Carnosine, the newest ingredient in skin care products, also seems to prevent glycation, possibly providing anti-aging benefits on the level of gene regulation.

Because these components are not drugs, the products don’t need to be tested and approved by the Food and Drug Administration, so there’s precious little science to back up anti-aging claims. Much of the marketing is based on theories of how the ingredients might help one’s skin.

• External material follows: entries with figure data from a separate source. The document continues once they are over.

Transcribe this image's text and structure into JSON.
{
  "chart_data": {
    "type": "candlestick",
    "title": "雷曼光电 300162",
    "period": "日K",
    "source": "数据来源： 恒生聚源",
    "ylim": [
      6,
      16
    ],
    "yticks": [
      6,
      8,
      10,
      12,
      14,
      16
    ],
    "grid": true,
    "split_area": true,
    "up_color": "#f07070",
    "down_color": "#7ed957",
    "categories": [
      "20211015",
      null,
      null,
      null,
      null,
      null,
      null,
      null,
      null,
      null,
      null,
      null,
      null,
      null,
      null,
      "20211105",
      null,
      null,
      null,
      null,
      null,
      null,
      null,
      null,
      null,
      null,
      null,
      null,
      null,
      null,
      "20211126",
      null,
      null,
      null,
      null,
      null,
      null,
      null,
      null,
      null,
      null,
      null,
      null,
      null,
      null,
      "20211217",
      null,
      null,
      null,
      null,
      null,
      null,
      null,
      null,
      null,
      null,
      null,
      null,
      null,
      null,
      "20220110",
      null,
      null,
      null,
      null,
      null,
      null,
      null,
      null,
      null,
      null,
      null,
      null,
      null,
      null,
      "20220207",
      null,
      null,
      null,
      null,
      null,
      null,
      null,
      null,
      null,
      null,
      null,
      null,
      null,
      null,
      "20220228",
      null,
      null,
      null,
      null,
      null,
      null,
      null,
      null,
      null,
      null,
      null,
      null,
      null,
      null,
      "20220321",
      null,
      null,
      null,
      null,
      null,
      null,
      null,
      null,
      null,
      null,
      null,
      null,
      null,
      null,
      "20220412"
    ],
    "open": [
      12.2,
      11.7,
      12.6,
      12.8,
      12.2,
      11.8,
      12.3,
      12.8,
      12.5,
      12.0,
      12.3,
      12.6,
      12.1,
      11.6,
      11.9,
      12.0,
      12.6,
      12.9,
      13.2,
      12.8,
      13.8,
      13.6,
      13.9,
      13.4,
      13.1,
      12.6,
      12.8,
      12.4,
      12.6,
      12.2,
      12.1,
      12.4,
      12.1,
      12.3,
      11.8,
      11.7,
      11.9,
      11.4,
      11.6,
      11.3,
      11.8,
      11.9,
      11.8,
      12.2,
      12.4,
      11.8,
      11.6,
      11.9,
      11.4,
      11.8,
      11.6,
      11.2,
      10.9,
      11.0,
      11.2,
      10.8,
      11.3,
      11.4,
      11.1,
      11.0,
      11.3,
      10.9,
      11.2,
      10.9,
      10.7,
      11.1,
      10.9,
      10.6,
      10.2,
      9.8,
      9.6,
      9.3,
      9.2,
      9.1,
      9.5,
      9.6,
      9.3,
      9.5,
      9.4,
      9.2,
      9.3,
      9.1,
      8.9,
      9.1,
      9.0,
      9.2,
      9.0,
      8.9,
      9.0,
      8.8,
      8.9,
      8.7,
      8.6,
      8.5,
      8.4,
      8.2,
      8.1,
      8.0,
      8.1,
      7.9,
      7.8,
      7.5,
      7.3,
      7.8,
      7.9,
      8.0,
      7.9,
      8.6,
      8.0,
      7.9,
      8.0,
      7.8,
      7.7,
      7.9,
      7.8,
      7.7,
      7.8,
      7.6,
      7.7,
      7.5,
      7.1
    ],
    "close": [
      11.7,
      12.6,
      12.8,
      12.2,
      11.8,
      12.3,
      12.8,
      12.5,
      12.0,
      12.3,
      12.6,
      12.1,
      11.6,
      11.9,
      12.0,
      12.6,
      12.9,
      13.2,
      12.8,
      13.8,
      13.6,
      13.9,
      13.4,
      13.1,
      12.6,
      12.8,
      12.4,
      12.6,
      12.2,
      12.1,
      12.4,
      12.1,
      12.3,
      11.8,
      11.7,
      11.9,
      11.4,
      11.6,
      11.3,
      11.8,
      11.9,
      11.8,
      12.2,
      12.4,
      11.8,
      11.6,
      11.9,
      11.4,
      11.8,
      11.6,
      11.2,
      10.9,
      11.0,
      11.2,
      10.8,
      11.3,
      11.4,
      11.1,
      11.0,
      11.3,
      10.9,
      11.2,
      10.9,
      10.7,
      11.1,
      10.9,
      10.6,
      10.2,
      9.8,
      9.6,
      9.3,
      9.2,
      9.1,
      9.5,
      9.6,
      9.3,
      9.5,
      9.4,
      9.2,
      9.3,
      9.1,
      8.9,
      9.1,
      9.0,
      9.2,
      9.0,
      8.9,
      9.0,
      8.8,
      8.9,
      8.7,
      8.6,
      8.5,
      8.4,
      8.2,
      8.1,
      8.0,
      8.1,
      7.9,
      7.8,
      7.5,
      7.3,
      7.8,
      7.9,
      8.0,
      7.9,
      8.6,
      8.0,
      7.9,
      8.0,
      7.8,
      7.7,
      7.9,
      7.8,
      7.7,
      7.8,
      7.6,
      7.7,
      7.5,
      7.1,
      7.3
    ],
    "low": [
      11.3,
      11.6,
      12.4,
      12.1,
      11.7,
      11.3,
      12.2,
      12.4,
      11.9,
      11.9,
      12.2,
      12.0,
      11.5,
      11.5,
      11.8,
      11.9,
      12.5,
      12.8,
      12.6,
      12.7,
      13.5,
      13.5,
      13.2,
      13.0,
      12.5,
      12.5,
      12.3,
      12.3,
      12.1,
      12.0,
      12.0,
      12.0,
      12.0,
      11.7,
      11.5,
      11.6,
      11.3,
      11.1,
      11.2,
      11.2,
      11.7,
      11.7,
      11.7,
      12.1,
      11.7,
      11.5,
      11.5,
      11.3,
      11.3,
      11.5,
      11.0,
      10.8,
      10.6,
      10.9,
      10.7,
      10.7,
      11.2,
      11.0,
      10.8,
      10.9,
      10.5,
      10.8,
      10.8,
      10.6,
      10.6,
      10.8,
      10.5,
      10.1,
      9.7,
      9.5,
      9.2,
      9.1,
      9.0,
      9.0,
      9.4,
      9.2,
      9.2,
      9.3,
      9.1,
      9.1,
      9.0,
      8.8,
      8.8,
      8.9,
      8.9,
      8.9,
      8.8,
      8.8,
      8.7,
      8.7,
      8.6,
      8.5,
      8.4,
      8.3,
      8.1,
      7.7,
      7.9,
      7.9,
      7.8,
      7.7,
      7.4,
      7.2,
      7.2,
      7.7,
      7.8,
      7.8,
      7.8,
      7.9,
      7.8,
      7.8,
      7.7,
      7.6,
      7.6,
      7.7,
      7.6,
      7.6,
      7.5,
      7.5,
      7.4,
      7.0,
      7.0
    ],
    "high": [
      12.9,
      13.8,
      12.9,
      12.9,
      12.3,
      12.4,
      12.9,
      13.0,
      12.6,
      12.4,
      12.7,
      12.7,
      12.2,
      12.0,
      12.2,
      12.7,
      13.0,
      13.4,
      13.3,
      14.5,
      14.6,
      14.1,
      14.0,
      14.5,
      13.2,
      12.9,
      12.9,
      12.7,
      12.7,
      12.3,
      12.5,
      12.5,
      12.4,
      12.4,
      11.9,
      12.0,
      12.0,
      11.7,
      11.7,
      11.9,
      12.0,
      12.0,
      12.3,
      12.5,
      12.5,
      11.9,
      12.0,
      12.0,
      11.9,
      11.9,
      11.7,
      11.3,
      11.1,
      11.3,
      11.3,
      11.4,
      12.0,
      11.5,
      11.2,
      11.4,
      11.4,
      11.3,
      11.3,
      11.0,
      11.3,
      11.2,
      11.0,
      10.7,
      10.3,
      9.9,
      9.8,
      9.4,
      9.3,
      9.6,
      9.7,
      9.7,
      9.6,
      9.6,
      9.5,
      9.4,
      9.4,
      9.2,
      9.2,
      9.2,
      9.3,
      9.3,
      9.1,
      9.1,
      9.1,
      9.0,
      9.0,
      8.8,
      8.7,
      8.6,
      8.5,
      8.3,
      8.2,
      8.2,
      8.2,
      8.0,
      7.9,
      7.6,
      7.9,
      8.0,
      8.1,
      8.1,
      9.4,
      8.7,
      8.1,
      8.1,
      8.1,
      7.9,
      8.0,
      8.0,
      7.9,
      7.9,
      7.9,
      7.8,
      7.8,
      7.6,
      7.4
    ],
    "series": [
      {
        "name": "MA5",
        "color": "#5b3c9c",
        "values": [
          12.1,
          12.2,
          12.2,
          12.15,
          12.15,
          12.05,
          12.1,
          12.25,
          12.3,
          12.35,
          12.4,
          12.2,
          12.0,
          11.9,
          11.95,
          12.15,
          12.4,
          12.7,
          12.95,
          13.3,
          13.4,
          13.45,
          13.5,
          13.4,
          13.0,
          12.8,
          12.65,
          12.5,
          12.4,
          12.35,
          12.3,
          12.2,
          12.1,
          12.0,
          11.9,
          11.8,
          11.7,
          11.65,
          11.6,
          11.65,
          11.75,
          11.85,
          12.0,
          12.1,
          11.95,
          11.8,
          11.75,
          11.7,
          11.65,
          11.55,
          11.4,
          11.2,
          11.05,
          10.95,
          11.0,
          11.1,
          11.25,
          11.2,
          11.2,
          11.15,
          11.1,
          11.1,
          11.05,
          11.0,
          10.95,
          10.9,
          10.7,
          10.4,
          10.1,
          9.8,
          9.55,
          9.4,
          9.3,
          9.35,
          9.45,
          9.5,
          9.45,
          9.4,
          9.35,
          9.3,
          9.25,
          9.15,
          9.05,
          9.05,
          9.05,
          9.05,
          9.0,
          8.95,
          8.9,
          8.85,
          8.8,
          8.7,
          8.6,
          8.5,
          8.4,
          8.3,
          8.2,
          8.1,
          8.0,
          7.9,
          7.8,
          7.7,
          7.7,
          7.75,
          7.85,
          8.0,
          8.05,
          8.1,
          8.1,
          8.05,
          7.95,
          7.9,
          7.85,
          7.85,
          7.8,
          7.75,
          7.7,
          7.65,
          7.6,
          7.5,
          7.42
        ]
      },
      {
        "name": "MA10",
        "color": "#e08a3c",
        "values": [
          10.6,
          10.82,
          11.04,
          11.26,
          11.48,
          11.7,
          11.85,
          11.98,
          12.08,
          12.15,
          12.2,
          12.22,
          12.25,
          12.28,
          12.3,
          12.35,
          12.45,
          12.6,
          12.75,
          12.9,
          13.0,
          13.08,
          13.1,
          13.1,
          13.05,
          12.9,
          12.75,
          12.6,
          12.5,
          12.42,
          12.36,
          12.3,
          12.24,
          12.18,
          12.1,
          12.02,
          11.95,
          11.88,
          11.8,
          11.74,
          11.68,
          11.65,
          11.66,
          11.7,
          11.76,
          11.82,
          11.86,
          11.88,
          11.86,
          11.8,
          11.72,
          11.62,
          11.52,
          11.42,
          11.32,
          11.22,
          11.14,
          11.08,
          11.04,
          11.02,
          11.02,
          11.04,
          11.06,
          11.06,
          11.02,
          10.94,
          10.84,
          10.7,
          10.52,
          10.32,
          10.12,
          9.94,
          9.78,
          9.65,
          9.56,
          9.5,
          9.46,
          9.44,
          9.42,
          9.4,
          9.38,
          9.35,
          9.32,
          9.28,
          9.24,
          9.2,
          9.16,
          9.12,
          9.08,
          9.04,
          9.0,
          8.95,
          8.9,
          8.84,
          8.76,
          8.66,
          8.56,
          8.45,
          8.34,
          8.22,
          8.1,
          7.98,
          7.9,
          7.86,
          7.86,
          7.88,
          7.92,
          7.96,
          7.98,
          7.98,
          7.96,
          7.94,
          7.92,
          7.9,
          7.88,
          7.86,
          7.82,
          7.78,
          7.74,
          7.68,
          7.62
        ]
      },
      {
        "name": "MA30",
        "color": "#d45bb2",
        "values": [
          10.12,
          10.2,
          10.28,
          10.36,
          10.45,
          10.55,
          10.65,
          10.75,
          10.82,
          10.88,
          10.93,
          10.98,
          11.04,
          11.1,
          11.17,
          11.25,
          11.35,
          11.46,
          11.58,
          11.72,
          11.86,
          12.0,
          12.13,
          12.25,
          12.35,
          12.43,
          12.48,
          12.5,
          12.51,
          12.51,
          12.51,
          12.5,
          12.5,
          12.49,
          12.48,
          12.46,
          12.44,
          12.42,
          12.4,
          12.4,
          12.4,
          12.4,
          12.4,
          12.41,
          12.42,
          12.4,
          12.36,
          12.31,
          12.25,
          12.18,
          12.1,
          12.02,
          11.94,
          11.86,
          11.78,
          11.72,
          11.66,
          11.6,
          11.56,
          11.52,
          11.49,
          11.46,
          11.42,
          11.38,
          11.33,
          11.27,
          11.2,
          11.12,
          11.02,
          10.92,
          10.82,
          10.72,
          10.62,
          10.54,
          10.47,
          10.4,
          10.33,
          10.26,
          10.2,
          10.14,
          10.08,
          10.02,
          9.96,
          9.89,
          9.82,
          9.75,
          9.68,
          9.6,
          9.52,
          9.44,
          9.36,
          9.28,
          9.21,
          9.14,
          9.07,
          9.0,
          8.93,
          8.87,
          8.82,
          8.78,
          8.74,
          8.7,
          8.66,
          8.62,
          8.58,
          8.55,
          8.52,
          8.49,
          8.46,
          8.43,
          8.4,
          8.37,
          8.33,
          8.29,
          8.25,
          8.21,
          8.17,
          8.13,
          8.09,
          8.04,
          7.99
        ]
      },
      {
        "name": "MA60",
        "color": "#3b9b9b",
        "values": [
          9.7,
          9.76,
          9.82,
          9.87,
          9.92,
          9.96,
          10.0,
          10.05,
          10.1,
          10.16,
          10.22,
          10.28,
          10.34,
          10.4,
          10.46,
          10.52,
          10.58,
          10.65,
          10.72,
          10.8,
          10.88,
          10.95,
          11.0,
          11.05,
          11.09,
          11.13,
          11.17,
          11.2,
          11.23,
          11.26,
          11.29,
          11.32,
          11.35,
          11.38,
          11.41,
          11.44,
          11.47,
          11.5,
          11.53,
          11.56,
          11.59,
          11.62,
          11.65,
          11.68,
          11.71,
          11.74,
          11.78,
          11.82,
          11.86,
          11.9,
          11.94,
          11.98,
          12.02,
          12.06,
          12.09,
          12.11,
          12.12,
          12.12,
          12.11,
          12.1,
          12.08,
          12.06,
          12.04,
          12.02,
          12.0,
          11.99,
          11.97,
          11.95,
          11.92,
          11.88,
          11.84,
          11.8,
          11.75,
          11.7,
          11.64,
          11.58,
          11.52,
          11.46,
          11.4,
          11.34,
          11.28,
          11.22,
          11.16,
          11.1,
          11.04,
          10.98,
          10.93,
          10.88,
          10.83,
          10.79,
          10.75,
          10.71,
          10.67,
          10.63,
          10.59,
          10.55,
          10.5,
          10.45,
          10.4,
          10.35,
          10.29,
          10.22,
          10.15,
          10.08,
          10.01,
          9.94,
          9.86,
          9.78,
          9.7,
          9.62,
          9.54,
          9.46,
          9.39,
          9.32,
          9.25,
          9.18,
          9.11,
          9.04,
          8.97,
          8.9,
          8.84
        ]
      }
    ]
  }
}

An unpublished double-blind, placebo-controlled study by Dr. Draelos and her associates provides some support for oral lycopene supplements, a popular nutricosmetic product. They shined a standardized amount of simulated sunlight on the relatively pristine buttock skin of volunteers, took a punch biopsy, and counted the number of sunburned cells. Then subjects took lycopene supplements twice a day for 12 weeks before repeating the sunburn test on a different part of the buttocks. Fewer cells ended up sunburned after taking lycopene. A lower burned cell count means less oxidative damage.

Not all research is so nice. A study by other investigators of mice who were fed vitamins C and E plus extracts of green tea and blueberry tested the effects on tissue by pulling on the mice tails until the tendons snapped. To their credit, audience members at the seminar groaned when they heard this.

Someone asked Dr. Draelos what she consumes to combat aging. Because she’s vitamin D deficient, she takes vitamin D supplements, she said. She added that she likes to get her antioxidants in the form of omega-3 and omega-6 fatty acids, such as in flax seed oil and fish oil. Moderation is the key, she said. “Eat something of every color every day. Take a multivitamin. Don’t eat just blueberries, eat something of everything,” and take supplements if you’re deficient in something, she advised.

If you’re going to drink green tea, eat berries or tomatoes, or buy some French wine to combat wrinkles, or take supplements based on their ingredients, no one knows how much to eat or drink for this purpose, she added. Dr. Joseph F. Fowler, Jr., who spoke after Dr. Draelos, summed it up this way: “Actually, if you drink enough red wine, you won’t care.”

 

 

-- Sherry Boschert (@sherryboschert on Twitter)

Disclosure: SDEF and this news organization are both owned by Elsevier.